Pre-tax profits fell 38% to £725m.

SSE saw household electricity customer accounts drop to 3.46m from 3.82m - while gas accounts fell to 2.32m from 2.53m in 2017-18.

The company is still trying to confirm a buyer for its retail customer division, after a planned merger with rival energy firm NPower collapsed.

SSE shares dropped by 3% after the annual results were announced.

Chief executive Alistair Phillips-Davies said the Perth-based company would continue to invest millions of pounds in green energy projects.

Chairman's departure

The company also confirmed it has set a deadline for its chairman Richard Gillingwater's departure, saying he will leave his position no later than 31 March 2021.

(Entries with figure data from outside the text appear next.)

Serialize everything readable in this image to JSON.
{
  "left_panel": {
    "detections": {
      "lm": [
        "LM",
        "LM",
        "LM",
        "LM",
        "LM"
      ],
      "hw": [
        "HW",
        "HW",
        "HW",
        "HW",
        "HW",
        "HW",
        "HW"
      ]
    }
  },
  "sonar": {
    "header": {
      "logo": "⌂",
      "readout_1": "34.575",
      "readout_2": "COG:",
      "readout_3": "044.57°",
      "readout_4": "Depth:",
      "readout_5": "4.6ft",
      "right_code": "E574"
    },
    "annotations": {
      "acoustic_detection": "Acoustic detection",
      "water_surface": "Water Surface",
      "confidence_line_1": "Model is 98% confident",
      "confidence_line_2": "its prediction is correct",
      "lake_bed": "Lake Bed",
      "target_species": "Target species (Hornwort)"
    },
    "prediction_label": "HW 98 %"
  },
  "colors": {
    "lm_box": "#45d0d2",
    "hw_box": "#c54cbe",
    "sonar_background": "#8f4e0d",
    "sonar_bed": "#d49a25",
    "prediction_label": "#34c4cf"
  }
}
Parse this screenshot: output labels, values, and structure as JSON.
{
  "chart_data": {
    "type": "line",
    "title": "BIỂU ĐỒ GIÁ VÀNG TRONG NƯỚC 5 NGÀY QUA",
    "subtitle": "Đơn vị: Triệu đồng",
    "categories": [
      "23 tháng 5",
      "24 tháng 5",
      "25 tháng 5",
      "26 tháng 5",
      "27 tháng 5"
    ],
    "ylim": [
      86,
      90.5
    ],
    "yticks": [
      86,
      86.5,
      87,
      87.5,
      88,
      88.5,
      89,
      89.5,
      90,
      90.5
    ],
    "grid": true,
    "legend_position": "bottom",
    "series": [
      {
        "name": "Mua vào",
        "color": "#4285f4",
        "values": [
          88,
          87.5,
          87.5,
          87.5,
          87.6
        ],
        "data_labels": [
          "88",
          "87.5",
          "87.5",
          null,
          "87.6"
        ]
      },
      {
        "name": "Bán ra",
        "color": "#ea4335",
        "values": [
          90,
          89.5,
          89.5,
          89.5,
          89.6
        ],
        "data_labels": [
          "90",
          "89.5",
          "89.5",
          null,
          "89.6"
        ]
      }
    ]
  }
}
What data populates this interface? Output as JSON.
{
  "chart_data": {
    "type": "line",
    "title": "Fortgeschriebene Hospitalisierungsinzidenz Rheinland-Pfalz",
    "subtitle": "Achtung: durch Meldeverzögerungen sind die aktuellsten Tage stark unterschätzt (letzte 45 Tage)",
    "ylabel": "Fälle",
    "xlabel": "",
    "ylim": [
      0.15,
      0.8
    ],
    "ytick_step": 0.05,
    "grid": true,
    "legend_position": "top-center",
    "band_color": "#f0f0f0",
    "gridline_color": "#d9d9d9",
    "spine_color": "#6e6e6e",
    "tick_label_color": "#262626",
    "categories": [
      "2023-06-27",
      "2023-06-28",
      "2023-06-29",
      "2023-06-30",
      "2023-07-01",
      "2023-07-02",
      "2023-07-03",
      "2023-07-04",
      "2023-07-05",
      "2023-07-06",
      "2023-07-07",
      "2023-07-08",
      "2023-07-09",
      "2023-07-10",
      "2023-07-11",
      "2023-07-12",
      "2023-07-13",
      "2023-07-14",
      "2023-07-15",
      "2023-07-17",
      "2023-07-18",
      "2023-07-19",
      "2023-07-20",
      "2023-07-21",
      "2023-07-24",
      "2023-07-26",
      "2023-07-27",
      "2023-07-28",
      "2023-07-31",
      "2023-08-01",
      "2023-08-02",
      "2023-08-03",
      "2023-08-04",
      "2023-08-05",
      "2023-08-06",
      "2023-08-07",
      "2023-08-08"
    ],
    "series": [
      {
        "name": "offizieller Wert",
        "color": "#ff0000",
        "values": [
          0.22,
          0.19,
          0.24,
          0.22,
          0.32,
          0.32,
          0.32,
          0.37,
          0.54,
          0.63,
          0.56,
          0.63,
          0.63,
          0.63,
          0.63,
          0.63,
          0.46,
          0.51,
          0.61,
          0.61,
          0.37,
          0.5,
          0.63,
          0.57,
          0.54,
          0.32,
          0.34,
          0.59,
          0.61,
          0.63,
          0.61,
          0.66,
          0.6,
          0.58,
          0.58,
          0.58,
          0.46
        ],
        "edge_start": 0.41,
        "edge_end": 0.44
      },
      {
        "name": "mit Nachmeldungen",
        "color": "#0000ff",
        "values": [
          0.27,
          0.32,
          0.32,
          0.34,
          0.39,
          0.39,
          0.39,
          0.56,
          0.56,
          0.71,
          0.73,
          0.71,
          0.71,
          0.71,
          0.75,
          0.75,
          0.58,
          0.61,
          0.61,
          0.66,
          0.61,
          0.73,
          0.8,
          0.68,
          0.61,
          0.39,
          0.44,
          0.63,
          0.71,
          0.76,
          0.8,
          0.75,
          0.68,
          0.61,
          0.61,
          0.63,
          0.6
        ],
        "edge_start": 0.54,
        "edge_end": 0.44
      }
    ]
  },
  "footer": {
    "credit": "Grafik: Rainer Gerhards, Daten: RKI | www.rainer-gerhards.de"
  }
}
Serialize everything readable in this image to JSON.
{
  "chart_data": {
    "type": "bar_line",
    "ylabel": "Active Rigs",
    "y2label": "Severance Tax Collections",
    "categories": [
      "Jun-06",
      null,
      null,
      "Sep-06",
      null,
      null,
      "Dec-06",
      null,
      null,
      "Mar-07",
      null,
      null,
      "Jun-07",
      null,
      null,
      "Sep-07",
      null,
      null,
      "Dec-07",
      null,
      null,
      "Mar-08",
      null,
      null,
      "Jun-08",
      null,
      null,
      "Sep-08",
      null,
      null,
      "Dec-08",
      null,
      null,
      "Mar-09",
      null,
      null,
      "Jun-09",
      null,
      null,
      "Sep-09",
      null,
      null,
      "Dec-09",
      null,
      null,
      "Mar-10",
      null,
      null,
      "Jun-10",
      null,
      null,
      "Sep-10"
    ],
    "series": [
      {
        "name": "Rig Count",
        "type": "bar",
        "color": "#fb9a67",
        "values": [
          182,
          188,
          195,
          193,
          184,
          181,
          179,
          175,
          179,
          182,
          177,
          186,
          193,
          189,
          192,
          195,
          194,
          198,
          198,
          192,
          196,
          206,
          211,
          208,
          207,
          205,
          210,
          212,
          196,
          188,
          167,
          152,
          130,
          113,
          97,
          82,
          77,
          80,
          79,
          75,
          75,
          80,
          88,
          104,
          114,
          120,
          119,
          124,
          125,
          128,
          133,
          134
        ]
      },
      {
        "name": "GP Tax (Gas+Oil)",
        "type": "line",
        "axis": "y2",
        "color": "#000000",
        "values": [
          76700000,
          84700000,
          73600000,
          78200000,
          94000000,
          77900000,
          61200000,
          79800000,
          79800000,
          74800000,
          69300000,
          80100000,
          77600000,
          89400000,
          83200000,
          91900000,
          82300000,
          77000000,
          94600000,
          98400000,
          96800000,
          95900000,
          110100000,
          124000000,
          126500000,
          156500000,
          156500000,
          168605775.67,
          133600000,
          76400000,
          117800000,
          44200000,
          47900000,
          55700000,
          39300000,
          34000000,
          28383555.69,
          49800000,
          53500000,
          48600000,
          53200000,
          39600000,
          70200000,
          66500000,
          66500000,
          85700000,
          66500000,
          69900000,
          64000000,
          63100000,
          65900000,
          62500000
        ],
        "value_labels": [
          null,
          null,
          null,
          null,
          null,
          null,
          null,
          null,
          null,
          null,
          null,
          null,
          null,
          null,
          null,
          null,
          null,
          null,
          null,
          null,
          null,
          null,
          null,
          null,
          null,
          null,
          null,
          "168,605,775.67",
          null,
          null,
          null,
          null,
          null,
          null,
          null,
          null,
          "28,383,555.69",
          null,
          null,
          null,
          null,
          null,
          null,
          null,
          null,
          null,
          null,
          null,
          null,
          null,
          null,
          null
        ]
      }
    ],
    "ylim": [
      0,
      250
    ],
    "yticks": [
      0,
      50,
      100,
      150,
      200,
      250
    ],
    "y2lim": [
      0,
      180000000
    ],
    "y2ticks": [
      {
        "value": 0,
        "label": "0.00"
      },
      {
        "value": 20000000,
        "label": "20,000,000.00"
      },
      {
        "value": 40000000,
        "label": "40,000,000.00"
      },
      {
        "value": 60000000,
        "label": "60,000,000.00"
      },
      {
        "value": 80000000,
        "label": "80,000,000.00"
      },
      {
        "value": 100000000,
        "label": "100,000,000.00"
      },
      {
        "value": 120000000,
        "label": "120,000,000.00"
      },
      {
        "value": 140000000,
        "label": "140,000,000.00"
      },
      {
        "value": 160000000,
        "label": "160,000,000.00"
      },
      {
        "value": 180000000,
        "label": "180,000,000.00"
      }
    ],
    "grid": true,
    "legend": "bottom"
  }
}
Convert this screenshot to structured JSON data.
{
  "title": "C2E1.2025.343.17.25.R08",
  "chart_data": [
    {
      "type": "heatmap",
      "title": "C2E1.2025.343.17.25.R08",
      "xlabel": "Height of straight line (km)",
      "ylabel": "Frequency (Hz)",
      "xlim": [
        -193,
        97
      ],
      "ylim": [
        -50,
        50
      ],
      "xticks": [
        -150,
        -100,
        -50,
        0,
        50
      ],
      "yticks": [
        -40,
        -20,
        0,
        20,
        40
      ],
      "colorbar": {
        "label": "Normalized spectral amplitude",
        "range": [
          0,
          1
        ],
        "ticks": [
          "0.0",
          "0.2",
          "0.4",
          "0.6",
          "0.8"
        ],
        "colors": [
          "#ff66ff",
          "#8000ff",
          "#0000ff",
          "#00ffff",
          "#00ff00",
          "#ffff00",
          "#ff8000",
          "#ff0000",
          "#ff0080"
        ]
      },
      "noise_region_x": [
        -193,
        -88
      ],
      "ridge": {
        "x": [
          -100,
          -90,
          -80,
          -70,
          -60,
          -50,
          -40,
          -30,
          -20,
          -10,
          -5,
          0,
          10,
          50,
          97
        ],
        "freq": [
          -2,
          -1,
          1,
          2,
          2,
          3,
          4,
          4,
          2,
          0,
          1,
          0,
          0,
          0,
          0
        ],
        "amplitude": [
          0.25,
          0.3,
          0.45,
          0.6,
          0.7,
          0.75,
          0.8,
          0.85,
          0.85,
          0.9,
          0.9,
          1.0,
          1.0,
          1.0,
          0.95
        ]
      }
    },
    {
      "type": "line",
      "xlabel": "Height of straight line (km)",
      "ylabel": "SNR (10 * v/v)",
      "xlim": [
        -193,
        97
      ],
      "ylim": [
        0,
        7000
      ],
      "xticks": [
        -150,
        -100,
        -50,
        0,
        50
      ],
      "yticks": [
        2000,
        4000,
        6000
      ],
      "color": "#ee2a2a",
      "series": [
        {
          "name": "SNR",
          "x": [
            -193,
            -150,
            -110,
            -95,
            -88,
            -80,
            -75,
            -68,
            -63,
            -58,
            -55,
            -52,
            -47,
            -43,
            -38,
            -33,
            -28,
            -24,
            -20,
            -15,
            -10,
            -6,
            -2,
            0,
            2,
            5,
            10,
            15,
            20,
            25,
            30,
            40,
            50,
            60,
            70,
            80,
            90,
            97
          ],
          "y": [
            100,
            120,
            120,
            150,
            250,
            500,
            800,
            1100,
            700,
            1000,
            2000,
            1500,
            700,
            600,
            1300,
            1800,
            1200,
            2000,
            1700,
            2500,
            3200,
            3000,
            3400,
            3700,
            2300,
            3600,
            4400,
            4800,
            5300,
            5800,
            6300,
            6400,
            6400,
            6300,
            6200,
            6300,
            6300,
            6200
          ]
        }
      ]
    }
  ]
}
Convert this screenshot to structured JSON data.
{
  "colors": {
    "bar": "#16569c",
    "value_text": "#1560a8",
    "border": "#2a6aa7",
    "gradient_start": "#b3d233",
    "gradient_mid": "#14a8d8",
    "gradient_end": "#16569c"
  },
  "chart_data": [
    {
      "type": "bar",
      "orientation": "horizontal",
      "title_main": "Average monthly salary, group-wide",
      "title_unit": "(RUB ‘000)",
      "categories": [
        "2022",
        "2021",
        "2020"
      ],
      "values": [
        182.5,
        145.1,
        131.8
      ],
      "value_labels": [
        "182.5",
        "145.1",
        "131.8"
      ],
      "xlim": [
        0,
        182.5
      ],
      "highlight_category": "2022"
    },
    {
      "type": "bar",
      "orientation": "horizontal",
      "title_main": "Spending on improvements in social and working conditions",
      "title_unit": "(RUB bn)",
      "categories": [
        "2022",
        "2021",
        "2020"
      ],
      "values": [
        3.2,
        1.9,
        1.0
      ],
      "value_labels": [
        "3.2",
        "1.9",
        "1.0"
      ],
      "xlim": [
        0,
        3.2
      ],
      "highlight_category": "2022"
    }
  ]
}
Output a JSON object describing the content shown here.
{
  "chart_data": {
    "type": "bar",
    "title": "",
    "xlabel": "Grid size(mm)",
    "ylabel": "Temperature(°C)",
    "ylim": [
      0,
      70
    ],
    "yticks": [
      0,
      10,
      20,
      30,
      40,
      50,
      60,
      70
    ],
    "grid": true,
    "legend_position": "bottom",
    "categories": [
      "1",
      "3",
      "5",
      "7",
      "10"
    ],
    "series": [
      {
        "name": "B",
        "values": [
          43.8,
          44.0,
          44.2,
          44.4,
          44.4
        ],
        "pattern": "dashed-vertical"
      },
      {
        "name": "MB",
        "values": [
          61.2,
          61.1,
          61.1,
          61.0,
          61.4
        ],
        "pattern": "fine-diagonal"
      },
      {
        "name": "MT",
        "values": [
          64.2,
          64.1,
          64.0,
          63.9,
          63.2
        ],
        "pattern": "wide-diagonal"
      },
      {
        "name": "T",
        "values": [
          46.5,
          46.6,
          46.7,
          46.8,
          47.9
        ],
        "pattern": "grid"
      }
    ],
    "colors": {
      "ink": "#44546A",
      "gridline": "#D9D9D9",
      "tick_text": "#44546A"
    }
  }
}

Mr Gillingwater said: "While our financial results clearly fell well short of what we hoped to achieve at the start of the year, we've made significant progress towards our ambition to be a leading energy company in a low-carbon world."

He said the company had:

  • Continued to develop its core businesses of regulated energy networks and renewables
  • Demonstrated its ability to create and unlock value from developing and operating, as well as owning, assets
  • Adopted clear long-term goals to set up the business for long-term success.

Mr Gillingwater added: "The fundamental strengths of our business and the strategic opportunities afforded by the transition to a low-carbon economy will support the delivery of our five-year dividend plan and creation of value for society as a whole."